Dr. Carlos Alvarado from the University of Virginia makes this same
conclusion. He tells us that people who have out-of-body experiences, where
they experience another dimension say that it is a real dimension on a
different plane, but at the same time it interacts with the mentality of the
individual.
This interaction with our mind becomes the symbolical relationship with
the Light, which means that we create the content of the experience within the
Light. Thereby the many personal and cultural differences we find in NDE
research are explained as a co-created experience of both personal and
impersonal events, where the preconditioned mentality of each individual
interacts with the unconditioned true nature of the Light, or this unearthly
dimension.
Ultimately this means that not only images
and visions but also the experience of ‘other worlds’ within the NDE are
projections. As I found in my own study that 92 percent of the people said that
what they experienced was non-physical and 79 percent who said that heaven is
an unearthly dimension of energy, we find that projections within the Light
that appear ‘physical’ are ultimately not considered real.

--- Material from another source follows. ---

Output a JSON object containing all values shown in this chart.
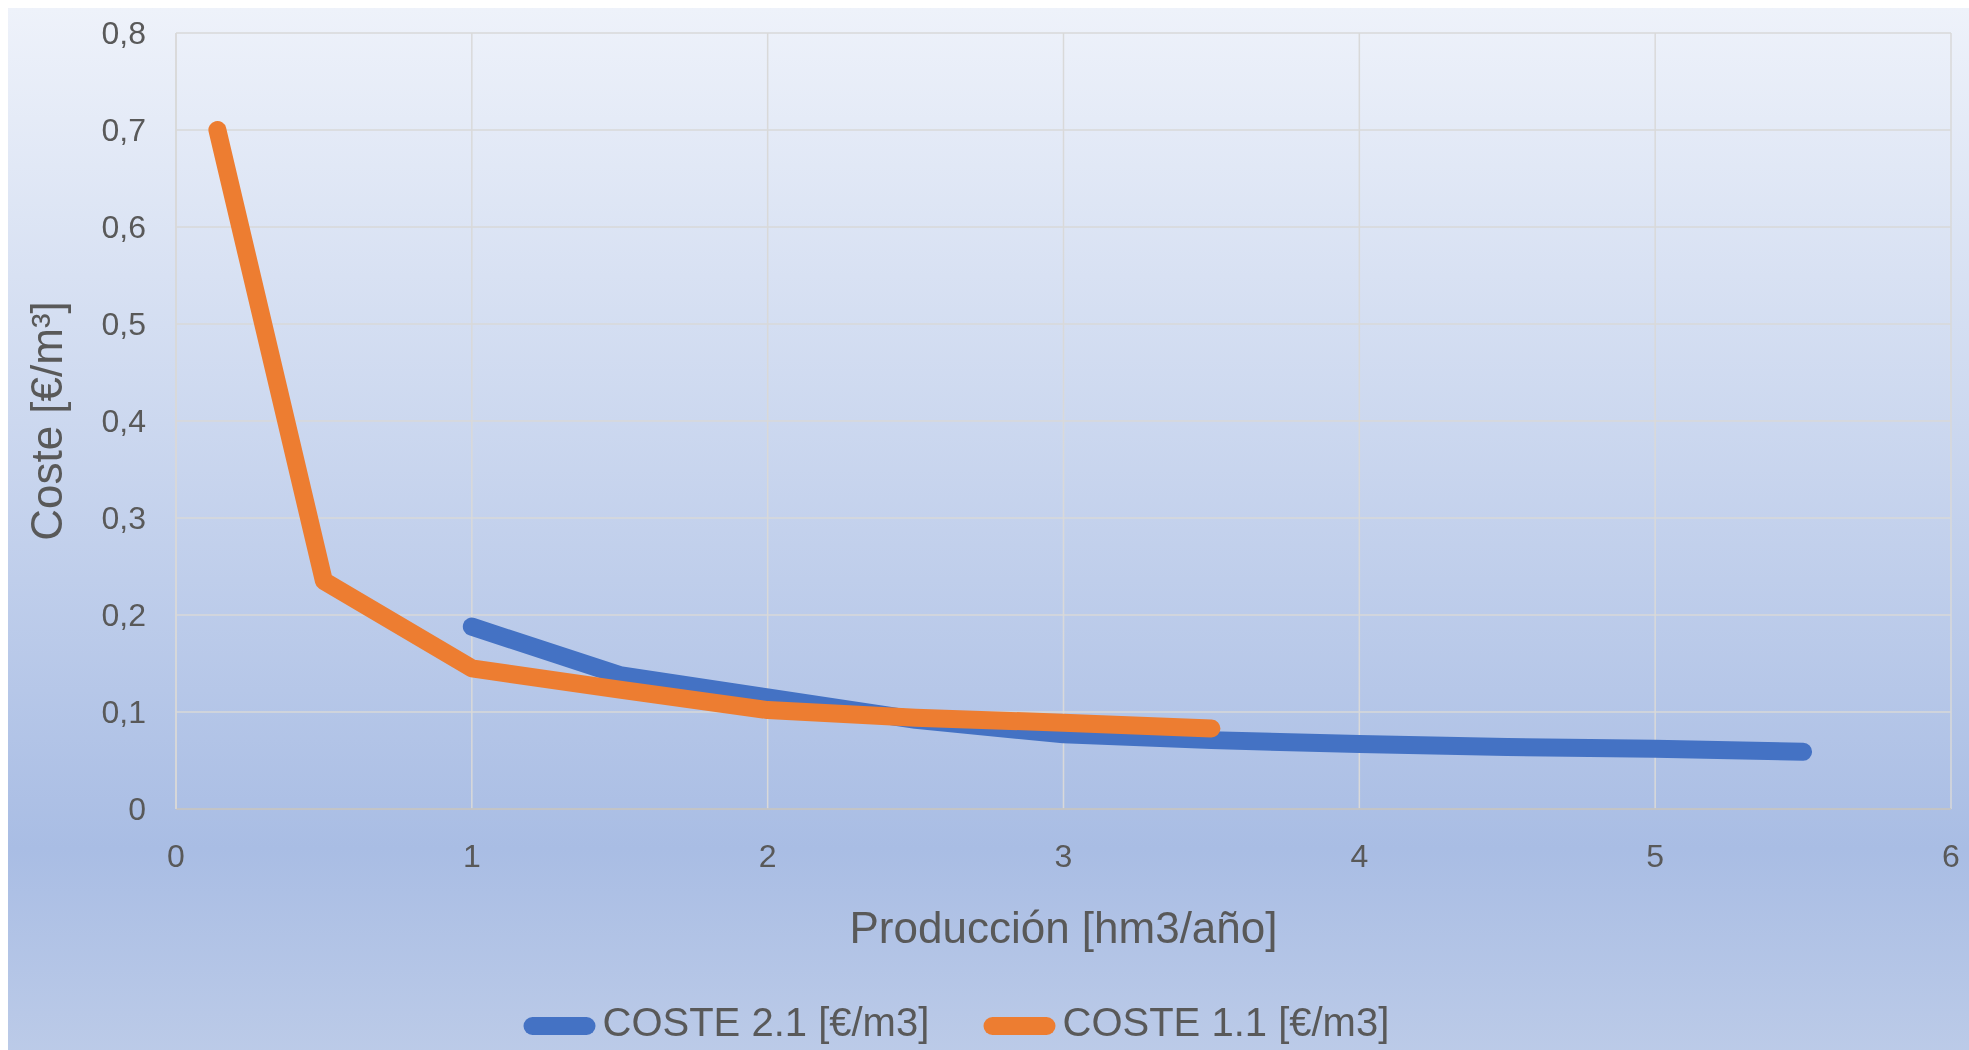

Atwater explains this about Stage 5 of entering the Light in the
Evergreen Study:
Stage 5 also carried the meaning that within this light were
“worlds” from which the light originated. The researchers received no reports
confirming this. Instead, the light seemed to be non-physical; and if anything,
the “worlds” had their origin in the light, not vice versa. They suggested
renaming the fifth stage “the inner setting”—“a location of great natural
beauty such as a garden, valley, or meadow.” This “inner setting” was where the
experiencer spent time before deciding whether or not to return.
Another researcher, Michael Grosso takes this further by explaining that
the Light is a symbol of consciousness and that the meetings with deceased
relatives, out-of-body states, and life-reviews are all manifestations of the Light.
These manifestations are “extensions of consciousness,” as the Light is both
pure and formless while at the same time it has forms within it.
Grosso compares this explanation to Jung’s concept of the self, in that the
basic structure of the near death experience does not seem to be conditioned by
the personal, but at the same time there are conditioned variations in the
detail of the content as part of the co-creation. This, he says, is equal to
Jung’s distinction between the archetype as a form without content
(non-perceptible), and the archetype as mediated by personal experience
(perceptible).
Jung himself told us about the subjective experience that,
If we approach this task with psychological views that are
too personalistic, we fail to do justice to the fact that we are dealing with
an archetype which is anything but personal…As archetypes, these figures are
semi-collective and impersonal quantities, so that when we identify ourselves
with them and fondly imagine that we are most truly ourselves, we are in fact
most estranged from ourselves…The personal protagonists in the royal game should
constantly bear in mind that at the bottom it represents the “trans-subjective”
union of archetypal figures, and it should never be forgotten that it is a
symbolical relationship whose goal is complete individuation.
The conclusion in NDE research is
that personal psychological archetypes are incorporated into the experience by
the beholder in order to help make sense of the experience. This psychological
interpretation may seem far from religion on the surface but if we go back to
what we have looked at earlier; that God is within, then this does make a lot
of sense. In this way, Heaven is a state of being beyond our 'ego' and personal conditioning -- a state of being that is experienced within through our connection to God as our true nature.